Agent 6, de Tom Rob Smith
1965. En pleine Détente, l’URSS et les États-Unis entendent envoyer au monde l’image d’un semblant d’apaisement des relations entre les deux blocs. C’est pourquoi un concert réunissant étudiants russes et américains est organisé au siège de l’ONU à New York. Toutefois, cet événement pacifique est tragiquement marqué par le meurtre de Jesse Austin, chanteur noir américain et militant communiste, dont est accusée l’accompagnatrice de la délégation soviétique, Raïssa Demidova, elle-même abattue quelques heures plus tard. Persuadé de l’innocence de sa femme, Leo Demidov, ex-agent du KGB n’a dès lors plus de cesse que de mettre la main sur les organisateurs de ce complot. Mais, coincé en URSS puis envoyé en Afghanistan, il va devoir, plus de quinzaine années durant, ronger son frein en attendant l’occasion de rejoindre les États-Unis pour retrouver ceux qui ont tué sa femme.
Depuis les parutions d’Enfant 44 et de Kolyma, les commentaires louangeurs à l’égard d’un Tom Rob Smith présenté comme un nouveau prodige du thriller sur fond d’espionnage et d’oppression stalinienne se sont succédés et l’on était curieux de voir ce que cela pouvait donner.
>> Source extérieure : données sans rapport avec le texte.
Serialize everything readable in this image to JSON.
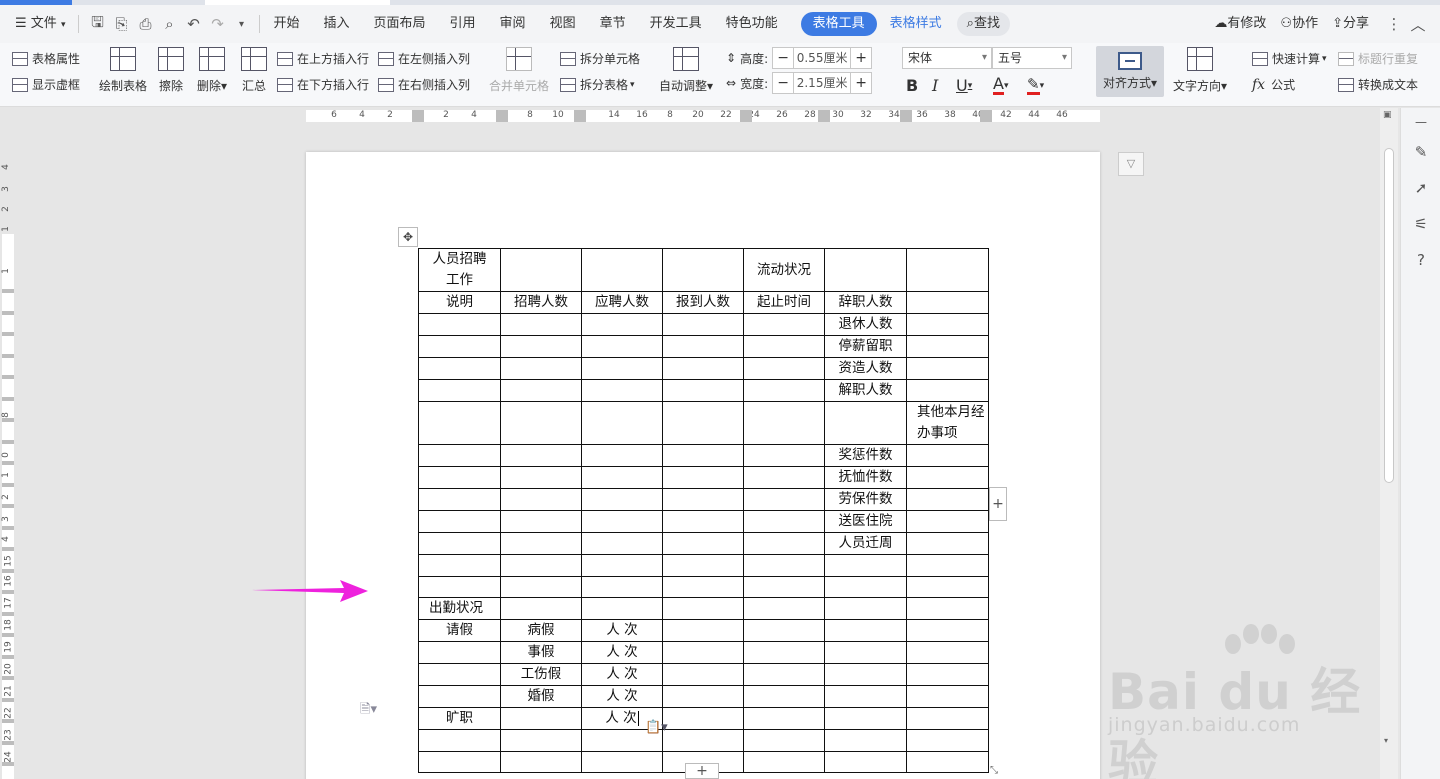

Reprenant les personnages principaux de ses deux précédents romans, Smith livre une histoire qui se veut à la fois édifiante (à propos du cynisme des services secrets), instructive (sur le communisme aux États-Unis ou la manière dont les Soviétiques se sont embourbés en Afghanistan et dont les Américains ont hésité à s’impliquer dans ce conflit) et bien entendu haletante et romantique. Cela fait beaucoup et, du coup, le roman suscite une attente importante chez le lecteur. Et il déçoit.
Certes Tom Rob Smith connait la mécanique du suspense et sait enchaîner les courts chapitres qui s’achèvent sur une situation d’attente et font que l’on tourne les pages. Malheureusement, servi par une écriture qui sans être désagréable se révèle assez plate, Agent 6 peine à passionner. D’autant qu’il souffre d’autres défauts encore plus lassants : un didactisme (l’auteur ou son documentaliste à fait un gros travail de recherches entend bien le montrer) pesant, des bons sentiments suintants qui finissent pas agacer et un dénouement qui réussit à être à la fois totalement dénué de surprise et décevant en soi. Comme si, en fait, Tom Rob Smith n’avait mis en place son intrigue initiale que pour pouvoir à un moment projeter son héros en Afghanistan – incontestablement la partie du livre la plus réussie – et n’avait pas vraiment su comment la conclure après s’être offert le plaisir de cette balade de Kaboul aux zones tribales pakistanaises.
On est bien loin du talent d’un Le Carré, d’un Littell ou d’un Porter et on ne peut finalement que conseiller au lecteur désireux de s’offrir un bon roman d’espionnage de se tourner plutôt vers ces trois là.
Tom Rob Smith, Agent 6 (Agent 6, 2011), Belfond, 2013. Traduit par France Camus-Pichon.